Treatment of human immunodeficiency virus type 1 (HIV-1) infection with highly active antiretroviral therapy (HAART) reduces viremia to below the detection limit of ultrasensitive clinical assays (15, 16, 37). However, HIV-1 persists in resting CD4+ T cells (6, 8, 9, 12, 51) and possibly other reservoirs (4, 58). The latent reservoir in resting CD4+ T cells has a long half-life (11, 41, 44, 47, 56) that will likely preclude virus eradication unless novel approaches (5, 24-28, 42) can purge latently infected cells.
In patients on HAART, HIV-1 persistence is evidenced not only by the latent reservoir in resting CD4+ T cells but also by free virus in the plasma (10, 17, 19, 36, 41, 48, 52). Free virions can be found with special methods, even in patients who do not have clinically detectable viremia (10, 18, 19, 36, 52). Given the short half-life of free virus (20, 49), this residual viremia indicates active virus production. This virus production may reflect low-level ongoing replication that continues despite HAART (7, 10, 13, 14, 18, 21, 33, 48, 56) and/or release of virus from latently infected cells that become activated (19, 22, 34, 48, 55) or from other stable cellular reservoirs (4, 58). The characterization of residual viremia may provide a means for determining the importance of different mechanisms of viral persistence.
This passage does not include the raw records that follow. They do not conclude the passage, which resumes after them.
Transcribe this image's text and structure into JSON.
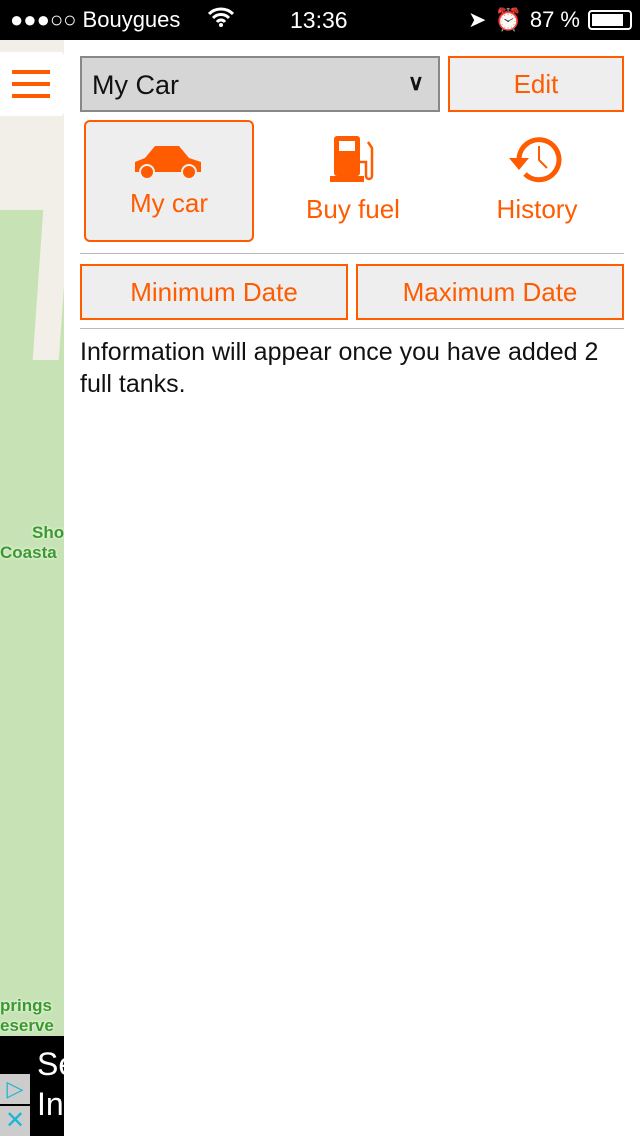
{
  "status_bar": {
    "carrier": "●●●○○ Bouygues",
    "time": "13:36",
    "battery": "87 %",
    "battery_level": 0.87
  },
  "map": {
    "labels": [
      "Sho",
      "Coasta",
      "prings",
      "eserve"
    ]
  },
  "ad": {
    "line1": "Se",
    "line2": "In"
  },
  "header": {
    "car_select": "My Car",
    "edit_label": "Edit"
  },
  "tabs": [
    {
      "label": "My car",
      "icon": "car-icon",
      "active": true
    },
    {
      "label": "Buy fuel",
      "icon": "fuel-pump-icon"
    },
    {
      "label": "History",
      "icon": "history-icon"
    }
  ],
  "dates": {
    "min_label": "Minimum Date",
    "max_label": "Maximum Date"
  },
  "info": "Information will appear once you have added 2 full tanks.",
  "colors": {
    "accent": "#ff5b00"
  }
}
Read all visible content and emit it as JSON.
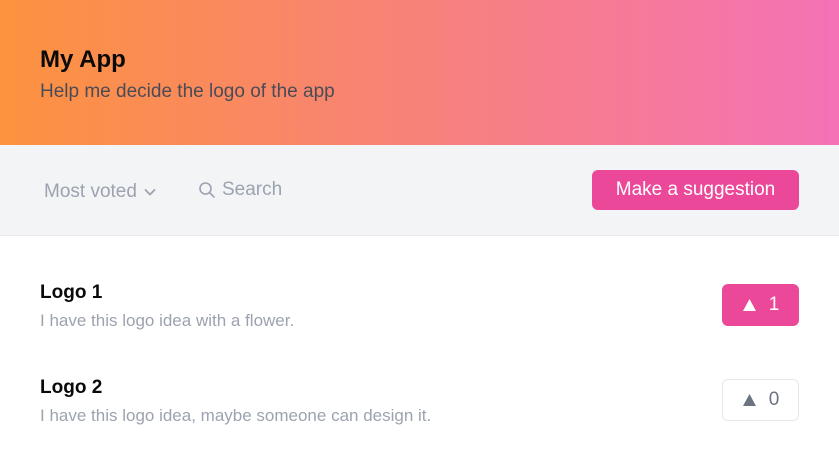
{
  "header": {
    "title": "My App",
    "subtitle": "Help me decide the logo of the app"
  },
  "toolbar": {
    "sort_label": "Most voted",
    "search_placeholder": "Search",
    "suggest_label": "Make a suggestion"
  },
  "suggestions": [
    {
      "title": "Logo 1",
      "description": "I have this logo idea with a flower.",
      "votes": "1",
      "voted": true
    },
    {
      "title": "Logo 2",
      "description": "I have this logo idea, maybe someone can design it.",
      "votes": "0",
      "voted": false
    }
  ],
  "colors": {
    "accent": "#ec4899",
    "header_gradient_start": "#fd923f",
    "header_gradient_end": "#f472b6",
    "toolbar_bg": "#f3f4f6"
  },
  "icons": {
    "sort": "chevron-down-icon",
    "search": "search-icon",
    "vote": "triangle-up-icon"
  }
}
Although the presence of free virus can be detected in patients with viral loads below 50 copies/ml by using extremely sensitive reverse transcriptase (RT) PCR assays (10, 18, 36, 52), characterization of this residual viremia has been limited because of the technical difficulties involved in the analysis of extremely low numbers of viral RNA templates. To obtain sufficient numbers of independent plasma virus clones, we carried out intensive sampling in nine patients on HAART and analyzed plasma virus genotypes with a sensitive RT-PCR method. Viral variants in the plasma were compared to viruses in the latent reservoir. The results provided evidence that in some patients on HAART, much of the residual viremia is due to continued production of a small number of viral clones over prolonged periods, without evident sequence change by cells that are not well represented in the circulation. These results have implications for understanding HIV-1 persistence and treatment failure.
We studied asymptomatic HIV-1-infected adults who had achieved suppression of viremia to <50 copies/ml on a stable HAART regimen for at least 6 months and were willing to make frequent study visits. Patient characteristics and treatment histories have been described previously (34). Volunteers donated 100 ml of blood for initial genotyping of the virus in the plasma and in the cellular reservoir in resting CD4+ T cells. Beginning approximately 1 month thereafter, participants donated blood thrice weekly (Monday, Wednesday, and Friday) for 36 total study visits. To document adherence, plasma concentrations of nonnucleoside RT inhibitors (NNRTIs) and protease inhibitors (PIs) were measured at each visit, as is described elsewhere (34). Thereafter, patients donated 100 ml of blood periodically. The protocol was approved by a Johns Hopkins institutional review board. Informed consent was obtained from all study participants.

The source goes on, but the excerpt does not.